Polar Self‐Assembly: Steric Effects Leading to Polar Mixed‐Ligand Coordination Cages

We present a highly unusual example of self‐assembly, specifically a polar, mixed‐ligand cage which forms in preference to symmetrical homo‐ligand products, and which suggests that steric effects can be exploited to obtain novel non‐uniform polyhedral cages. In particular, reaction between the bulky tripodal triphosphine 2,4,6‐tris(diphenylphosphino)triazine, L1, the non‐bulky tripodal trinitrile 2,4,6‐tris(cyanomethyl)trimethylbenzene, L2 and silver hexafluoroantimonate, AgSbF 6 , in a 3:1:4 ratio gives the mixed‐ligand aggregate [Ag 4 (L1) 3 (L2)(SbF 6 )] 3+ , 1 ‐SbF 6 , instantly as the only product in quantitative yield.
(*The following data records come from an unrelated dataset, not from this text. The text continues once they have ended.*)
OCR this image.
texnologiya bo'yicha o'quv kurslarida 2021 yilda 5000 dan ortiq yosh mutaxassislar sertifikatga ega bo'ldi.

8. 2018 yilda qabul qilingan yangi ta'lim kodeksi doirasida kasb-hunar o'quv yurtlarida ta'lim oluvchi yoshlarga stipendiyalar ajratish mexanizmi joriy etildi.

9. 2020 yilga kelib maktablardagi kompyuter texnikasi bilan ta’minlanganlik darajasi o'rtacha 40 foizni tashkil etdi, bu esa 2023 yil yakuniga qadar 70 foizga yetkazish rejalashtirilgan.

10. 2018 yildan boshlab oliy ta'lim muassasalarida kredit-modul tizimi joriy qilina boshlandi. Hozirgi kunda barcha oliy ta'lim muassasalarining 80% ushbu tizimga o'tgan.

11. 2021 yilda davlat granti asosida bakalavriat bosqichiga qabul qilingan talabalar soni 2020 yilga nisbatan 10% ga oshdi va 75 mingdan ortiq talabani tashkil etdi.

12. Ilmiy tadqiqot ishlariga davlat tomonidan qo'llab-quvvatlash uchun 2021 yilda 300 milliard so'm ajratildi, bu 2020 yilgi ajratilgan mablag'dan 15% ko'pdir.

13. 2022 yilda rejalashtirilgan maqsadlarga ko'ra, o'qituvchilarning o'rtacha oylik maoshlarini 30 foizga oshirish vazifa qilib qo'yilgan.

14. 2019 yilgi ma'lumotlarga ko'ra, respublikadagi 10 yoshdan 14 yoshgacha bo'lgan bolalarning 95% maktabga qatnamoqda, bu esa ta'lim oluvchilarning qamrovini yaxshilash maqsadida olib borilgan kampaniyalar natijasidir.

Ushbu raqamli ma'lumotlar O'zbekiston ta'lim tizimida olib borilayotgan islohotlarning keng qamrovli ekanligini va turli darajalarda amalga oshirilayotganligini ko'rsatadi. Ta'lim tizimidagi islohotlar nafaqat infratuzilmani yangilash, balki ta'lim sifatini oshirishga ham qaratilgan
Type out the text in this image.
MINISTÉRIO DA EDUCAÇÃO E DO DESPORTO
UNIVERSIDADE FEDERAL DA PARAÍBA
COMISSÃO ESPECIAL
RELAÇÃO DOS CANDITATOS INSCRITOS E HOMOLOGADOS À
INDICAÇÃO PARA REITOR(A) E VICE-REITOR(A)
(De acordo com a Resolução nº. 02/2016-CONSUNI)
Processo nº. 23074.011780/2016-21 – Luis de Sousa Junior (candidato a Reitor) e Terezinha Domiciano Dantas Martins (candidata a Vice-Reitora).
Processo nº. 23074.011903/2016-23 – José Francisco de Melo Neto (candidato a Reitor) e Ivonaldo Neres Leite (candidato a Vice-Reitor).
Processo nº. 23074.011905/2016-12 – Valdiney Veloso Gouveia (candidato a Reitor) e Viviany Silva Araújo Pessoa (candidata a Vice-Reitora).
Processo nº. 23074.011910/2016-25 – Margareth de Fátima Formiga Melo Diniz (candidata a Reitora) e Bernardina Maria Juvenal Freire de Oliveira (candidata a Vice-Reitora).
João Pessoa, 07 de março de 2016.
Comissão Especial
The X‐ray crystal structure of complex 1 ‐SbF 6 is consistent with the suspected solution‐state structure. The cage derives from trigonal‐pyramidal geometry, the basal vertices of which are defined by three bulky triphosphines, L1, and the apical vertex by the non‐bulky trinitrile, L2. There is apical elongation amounting to 19 % in comparison to the ideal uniform tetrahedron. The cage also encapsulates an SbF 6 anion. 19 F NMR spectra in solution for the analogous PF 6 complex [Ag 4 (L1) 3 (L2)(PF 6 )] 3+ , 1 ‐PF 6 , confirm that one anion is also encapsulated in solution. The synthesis of the analogous CF 3 SO 3 − complex, [Ag 4 (L1) 3 (L2)(OTf)] 3+ , 1 ‐OTf, in solution is also described, although 1 ‐PF 6 and 1 ‐OTf could not be isolated due to slow decomposition in solution. The selective formation of these mixed‐ligand cages is discussed in terms of ligand–ligand and ligand‐included anion steric repulsions, which we propose prevent the formation of the competing hypothetical homo‐ligand tetrahedral structure [Ag 4 (L1) 4 (SbF 6 )] 3+ , and thus favour the mixed ligand cage. “Cage cone angles” for L1 and L2 are estimated at 115 ° and 101 °, respectively. Variable‐temperature 31 P NMR spectroscopy shows that complex 1 ‐SbF 6 and the related previously reported partial tetrahedral complex [Ag 4 (L1) 3 (anion)] 3+ undergo dynamic twisting processes in solution between enantiomeric C 3 ‐symmetry conformations.